Uneven documentary maps journey of abstract music savant
You know you're bound for notoriety and distinction when minimalist composer Philip Glass describes you as “eccentric,” no matter what trade you specialize in. This proved especially true for Arthur Russell, a musical savant and ambient maestro who indefinitely stretched the definition of pop music during his forty short years as a cellist, vocalist and disco producer.
Wild Combination: A Portrait of Arthur Russell, chronicles the eccentric composer's life from his early life in Oskaloosa, Iowa-- from which he fled in the 1960s after his father discovered his marijuana stash-- to his death from AIDS in 1992. In between, he stood at the nexuses of San Francisco and New York City's art communities, where he collided with such figures as David Byrne, Ernie Brooks and Allen Ginsberg.

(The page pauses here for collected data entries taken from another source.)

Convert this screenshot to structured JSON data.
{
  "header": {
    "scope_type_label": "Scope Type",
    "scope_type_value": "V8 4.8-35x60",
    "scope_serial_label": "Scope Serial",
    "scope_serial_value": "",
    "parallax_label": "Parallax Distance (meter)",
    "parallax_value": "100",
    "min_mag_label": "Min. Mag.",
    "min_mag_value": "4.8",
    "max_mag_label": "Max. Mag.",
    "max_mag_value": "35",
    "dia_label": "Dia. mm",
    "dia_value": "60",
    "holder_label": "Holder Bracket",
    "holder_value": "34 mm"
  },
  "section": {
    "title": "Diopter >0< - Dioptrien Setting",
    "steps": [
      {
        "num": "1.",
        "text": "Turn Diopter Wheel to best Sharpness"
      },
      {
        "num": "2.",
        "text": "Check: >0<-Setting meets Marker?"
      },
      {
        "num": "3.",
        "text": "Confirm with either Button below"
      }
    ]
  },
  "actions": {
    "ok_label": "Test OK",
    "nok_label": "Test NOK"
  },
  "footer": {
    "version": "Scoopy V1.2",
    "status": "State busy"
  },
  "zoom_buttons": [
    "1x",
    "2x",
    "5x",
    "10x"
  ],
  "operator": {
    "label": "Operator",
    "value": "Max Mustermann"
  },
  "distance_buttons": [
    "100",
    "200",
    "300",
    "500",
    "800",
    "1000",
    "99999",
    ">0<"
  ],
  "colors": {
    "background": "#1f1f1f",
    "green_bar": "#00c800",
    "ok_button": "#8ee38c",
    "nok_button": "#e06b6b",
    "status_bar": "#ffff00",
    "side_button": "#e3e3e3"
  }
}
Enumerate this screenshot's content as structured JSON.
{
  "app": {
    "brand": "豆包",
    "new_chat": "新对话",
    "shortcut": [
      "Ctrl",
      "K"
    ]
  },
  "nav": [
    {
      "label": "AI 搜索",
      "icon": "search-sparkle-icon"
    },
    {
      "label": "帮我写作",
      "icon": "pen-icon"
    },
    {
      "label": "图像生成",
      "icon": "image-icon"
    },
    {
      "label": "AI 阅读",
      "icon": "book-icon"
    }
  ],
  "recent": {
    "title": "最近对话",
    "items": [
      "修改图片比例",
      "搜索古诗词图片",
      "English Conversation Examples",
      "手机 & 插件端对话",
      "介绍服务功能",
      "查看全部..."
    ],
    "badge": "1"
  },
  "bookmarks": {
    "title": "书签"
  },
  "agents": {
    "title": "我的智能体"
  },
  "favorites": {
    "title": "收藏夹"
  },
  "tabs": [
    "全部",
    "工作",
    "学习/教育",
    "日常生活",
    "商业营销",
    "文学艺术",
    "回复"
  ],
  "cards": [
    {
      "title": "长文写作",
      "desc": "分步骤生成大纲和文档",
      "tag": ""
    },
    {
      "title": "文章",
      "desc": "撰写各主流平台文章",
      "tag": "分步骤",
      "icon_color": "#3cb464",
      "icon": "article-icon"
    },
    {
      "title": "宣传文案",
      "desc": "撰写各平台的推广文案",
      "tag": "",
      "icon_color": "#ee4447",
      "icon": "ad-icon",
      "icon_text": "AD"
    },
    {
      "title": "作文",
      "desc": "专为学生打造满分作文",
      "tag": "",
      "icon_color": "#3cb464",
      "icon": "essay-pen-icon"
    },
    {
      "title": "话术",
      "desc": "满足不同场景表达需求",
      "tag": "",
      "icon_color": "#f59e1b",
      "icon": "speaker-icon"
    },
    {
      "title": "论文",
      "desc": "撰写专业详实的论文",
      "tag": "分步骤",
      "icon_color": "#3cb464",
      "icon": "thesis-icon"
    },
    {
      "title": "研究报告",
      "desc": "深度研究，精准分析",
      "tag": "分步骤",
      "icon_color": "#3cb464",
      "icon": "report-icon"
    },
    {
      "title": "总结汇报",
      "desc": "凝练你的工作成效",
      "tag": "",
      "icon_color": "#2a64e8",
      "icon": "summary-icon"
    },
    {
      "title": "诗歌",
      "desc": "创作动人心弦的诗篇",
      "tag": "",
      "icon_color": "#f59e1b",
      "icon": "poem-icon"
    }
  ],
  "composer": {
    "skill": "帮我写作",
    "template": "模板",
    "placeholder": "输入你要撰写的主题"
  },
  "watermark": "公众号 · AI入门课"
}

But the documentary also addresses the bittersweet undertones of Russell as a boy embarrassed by his acne scars, and as a man who fell deeply in love with his partner Tom Lee, who would balance Russell's intense temperament throughout their time together.
Director Matt Wolf matches his subject's gradual tempos and warbling vocals with grainy b-reel stretches of ambient imagery and lingering video of Russell recording and performing. This serves as the film's greatest asset and a major distraction: While the artful delivery perfectly marries Russell's aesthetic into sound and show, the actual story is splintered and lags. It never quite finds the right middle ground to tell a story and make a music video in tandem, and its determination to do both results in a thoughtful but meandering expose of one of music's truly alternative icons.
Wild Combination: A Portrait of Arthur Russell will be shown at the Museum of Modern Art on December 5 and December 19.